AUTHOR=Yang Dalin , Hong Keum-Shik , Yoo So-Hyeon , Kim Chang-Soek TITLE=Evaluation of Neural Degeneration Biomarkers in the Prefrontal Cortex for Early Identification of Patients With Mild Cognitive Impairment: An fNIRS Study JOURNAL=Frontiers in Human Neuroscience VOLUME=13 YEAR=2019 URL=https://www.frontiersin.org/journals/human-neuroscience/articles/10.3389/fnhum.2019.00317 DOI=10.3389/fnhum.2019.00317 ISSN=1662-5161 ABSTRACT=

Mild cognitive impairment (MCI), a condition characterizing poor cognition, is associated with aging and depicts early symptoms of severe cognitive impairment, known as Alzheimer’s disease (AD). Meanwhile, early detection of MCI can prevent progression to AD. A great deal of research has been performed in the past decade on MCI detection.
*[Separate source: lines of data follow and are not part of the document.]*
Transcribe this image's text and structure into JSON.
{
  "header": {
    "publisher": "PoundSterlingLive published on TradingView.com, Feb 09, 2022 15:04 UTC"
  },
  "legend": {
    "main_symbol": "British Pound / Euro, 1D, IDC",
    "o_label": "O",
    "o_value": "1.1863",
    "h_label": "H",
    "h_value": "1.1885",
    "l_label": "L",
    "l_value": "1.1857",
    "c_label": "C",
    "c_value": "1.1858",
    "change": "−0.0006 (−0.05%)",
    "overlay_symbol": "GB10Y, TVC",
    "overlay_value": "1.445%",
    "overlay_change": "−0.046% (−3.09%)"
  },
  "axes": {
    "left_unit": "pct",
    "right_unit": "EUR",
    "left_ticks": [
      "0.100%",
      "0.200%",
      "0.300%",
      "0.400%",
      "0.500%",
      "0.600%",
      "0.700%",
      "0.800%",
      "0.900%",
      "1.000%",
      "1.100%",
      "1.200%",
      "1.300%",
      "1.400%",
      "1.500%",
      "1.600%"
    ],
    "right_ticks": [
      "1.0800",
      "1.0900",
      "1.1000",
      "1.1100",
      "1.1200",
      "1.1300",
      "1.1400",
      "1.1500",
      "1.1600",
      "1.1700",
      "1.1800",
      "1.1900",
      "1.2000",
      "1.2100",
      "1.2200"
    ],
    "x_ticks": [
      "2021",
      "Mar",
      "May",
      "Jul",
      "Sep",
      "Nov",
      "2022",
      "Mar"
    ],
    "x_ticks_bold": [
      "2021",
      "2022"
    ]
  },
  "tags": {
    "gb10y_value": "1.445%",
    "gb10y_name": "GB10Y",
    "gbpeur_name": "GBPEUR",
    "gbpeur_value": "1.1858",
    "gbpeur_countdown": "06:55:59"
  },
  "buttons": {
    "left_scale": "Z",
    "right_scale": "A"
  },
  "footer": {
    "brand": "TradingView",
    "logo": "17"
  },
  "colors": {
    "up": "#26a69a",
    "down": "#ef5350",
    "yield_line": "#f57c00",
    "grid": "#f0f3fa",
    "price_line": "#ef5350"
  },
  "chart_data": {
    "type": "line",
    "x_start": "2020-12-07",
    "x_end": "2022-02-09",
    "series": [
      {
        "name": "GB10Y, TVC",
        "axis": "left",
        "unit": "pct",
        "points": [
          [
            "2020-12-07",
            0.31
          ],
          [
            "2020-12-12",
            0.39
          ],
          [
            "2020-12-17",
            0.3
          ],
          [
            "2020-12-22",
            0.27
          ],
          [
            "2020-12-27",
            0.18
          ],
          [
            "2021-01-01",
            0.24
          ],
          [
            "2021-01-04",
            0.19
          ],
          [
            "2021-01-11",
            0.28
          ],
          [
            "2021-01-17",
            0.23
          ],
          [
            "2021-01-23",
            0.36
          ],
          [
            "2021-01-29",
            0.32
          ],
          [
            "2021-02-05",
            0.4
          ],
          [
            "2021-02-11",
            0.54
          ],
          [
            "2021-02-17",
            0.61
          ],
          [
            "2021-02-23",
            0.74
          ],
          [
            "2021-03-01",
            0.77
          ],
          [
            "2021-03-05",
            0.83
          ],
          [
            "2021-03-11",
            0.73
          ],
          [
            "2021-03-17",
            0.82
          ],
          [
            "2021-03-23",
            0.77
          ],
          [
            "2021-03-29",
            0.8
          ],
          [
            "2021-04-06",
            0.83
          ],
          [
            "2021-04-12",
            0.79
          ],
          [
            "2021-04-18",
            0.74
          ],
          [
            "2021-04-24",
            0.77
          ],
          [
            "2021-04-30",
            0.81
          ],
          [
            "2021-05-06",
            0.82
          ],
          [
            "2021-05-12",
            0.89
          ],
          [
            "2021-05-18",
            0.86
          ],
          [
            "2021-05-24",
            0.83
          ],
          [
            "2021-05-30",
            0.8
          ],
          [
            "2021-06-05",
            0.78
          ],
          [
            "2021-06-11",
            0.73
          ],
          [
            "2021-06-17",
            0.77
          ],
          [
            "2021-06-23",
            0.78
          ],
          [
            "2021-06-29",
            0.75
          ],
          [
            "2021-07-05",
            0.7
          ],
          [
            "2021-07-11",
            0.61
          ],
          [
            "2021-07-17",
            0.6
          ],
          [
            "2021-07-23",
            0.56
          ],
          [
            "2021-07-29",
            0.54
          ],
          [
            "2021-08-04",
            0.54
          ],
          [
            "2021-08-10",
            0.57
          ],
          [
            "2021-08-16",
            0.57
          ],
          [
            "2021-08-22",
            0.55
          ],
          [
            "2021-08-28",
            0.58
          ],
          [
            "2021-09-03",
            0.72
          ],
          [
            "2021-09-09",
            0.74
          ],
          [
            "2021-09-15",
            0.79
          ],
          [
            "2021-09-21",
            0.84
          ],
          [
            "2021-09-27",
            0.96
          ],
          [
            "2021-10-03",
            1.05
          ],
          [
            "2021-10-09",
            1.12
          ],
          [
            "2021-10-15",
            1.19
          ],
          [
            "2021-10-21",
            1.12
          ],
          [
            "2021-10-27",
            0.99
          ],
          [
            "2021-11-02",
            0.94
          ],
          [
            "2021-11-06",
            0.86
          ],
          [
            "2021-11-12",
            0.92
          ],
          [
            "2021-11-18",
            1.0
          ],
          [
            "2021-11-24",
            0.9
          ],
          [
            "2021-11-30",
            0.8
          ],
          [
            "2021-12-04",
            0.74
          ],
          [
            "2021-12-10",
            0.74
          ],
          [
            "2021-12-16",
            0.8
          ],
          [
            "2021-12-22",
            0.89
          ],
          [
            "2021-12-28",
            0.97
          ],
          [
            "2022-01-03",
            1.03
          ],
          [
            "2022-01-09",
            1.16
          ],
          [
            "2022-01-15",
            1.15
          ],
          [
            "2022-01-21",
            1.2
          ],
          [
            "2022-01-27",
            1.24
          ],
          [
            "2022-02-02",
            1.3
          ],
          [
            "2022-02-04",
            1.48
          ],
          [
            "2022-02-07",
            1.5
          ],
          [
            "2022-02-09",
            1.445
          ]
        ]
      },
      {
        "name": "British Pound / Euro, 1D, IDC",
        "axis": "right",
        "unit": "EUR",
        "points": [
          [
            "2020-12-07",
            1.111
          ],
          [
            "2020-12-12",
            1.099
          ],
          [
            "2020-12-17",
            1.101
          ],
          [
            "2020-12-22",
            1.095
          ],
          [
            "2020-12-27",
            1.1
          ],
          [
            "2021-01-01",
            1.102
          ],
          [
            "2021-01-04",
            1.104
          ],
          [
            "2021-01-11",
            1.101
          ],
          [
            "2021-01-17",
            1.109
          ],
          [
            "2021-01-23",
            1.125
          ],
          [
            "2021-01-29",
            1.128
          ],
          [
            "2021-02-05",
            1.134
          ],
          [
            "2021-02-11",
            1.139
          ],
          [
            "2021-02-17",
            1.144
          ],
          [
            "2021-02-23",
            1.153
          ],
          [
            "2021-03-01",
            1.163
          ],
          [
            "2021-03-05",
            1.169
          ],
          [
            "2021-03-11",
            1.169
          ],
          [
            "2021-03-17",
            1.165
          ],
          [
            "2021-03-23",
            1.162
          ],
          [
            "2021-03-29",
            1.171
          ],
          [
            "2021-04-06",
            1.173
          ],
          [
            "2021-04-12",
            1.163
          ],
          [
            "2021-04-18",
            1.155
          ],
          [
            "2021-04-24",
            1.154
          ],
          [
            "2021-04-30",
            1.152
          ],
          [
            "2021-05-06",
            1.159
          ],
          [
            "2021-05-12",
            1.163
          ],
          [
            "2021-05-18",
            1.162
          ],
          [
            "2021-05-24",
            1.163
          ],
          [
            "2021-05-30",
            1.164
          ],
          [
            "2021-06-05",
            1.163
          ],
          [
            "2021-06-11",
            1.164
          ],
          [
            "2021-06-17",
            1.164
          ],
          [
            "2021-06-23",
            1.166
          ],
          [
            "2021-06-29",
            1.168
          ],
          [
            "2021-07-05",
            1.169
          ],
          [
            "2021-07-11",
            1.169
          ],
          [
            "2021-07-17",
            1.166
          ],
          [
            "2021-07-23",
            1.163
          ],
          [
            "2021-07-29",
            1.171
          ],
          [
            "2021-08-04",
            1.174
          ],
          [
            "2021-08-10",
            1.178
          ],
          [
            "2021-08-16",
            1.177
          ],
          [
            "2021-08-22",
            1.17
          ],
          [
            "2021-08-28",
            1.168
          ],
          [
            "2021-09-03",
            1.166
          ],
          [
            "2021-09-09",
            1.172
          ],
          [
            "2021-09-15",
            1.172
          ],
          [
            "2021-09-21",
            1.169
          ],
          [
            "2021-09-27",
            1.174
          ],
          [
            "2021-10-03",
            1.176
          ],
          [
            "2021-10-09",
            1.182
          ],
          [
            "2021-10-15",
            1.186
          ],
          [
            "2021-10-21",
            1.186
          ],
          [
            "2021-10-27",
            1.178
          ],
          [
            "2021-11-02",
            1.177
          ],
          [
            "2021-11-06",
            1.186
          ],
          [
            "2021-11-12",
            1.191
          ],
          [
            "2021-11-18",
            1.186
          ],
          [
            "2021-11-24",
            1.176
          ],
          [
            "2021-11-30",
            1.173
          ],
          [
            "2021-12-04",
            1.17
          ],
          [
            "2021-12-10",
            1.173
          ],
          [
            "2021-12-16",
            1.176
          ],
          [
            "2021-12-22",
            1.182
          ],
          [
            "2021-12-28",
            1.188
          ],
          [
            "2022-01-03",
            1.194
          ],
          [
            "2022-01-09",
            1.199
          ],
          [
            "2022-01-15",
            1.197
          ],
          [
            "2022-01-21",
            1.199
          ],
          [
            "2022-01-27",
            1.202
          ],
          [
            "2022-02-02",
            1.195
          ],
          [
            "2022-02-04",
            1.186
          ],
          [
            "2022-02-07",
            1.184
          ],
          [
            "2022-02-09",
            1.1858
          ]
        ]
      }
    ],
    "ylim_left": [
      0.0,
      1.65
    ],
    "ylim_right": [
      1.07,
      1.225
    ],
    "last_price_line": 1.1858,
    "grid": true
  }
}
However, availability of biomarkers for MCI detection requires greater attention. In our study, we evaluated putative and reliable biomarkers for diagnosing MCI by performing different mental tasks (i.e., N-back task, Stroop task, and verbal fluency task) using functional near-infrared spectroscopy (fNIRS) signals on a group of 15 MCI patients and 9 healthy control (HC). The 15 digital biomarkers (i.e., five means, seven slopes, peak, skewness, and kurtosis) and two image biomarkers (t-map, correlation map) in the prefrontal cortex (PFC) (i.e., left PFC, middle PFC, and right PFC) between the MCI and HC groups were investigated by the statistical analysis, linear discriminant analysis (LDA), and convolutional neural network (CNN) individually. The results reveal that the statistical analysis using digital biomarkers (with a p-value < 0.05) could not distinguish the MCI patients from the HC over 60% accuracy. Therefore, the current statistical analysis needs to be improved to be used for diagnosing the MCI patients. The best accuracy with LDA was 76.67% with the N-back and Stroop tasks. However, the CNN classification results trained by image biomarkers showed a high accuracy. In particular, the CNN results trained via t-maps revealed the best accuracy (90.62%) with the N-back task, whereas the CNN result trained by the correlation maps was 85.58% with the N-back task. Also, the results illustrated that investigating the sub-regions (i.e., right, middle, left) of the PFC for detecting MCI would be better than examining the whole PFC. The t-map (or/and the correlation map) is conclusively recommended as an image biomarker for early detection of AD. The combination of CNN and image biomarkers can provide a reliable clinical tool for diagnosing MCI patients.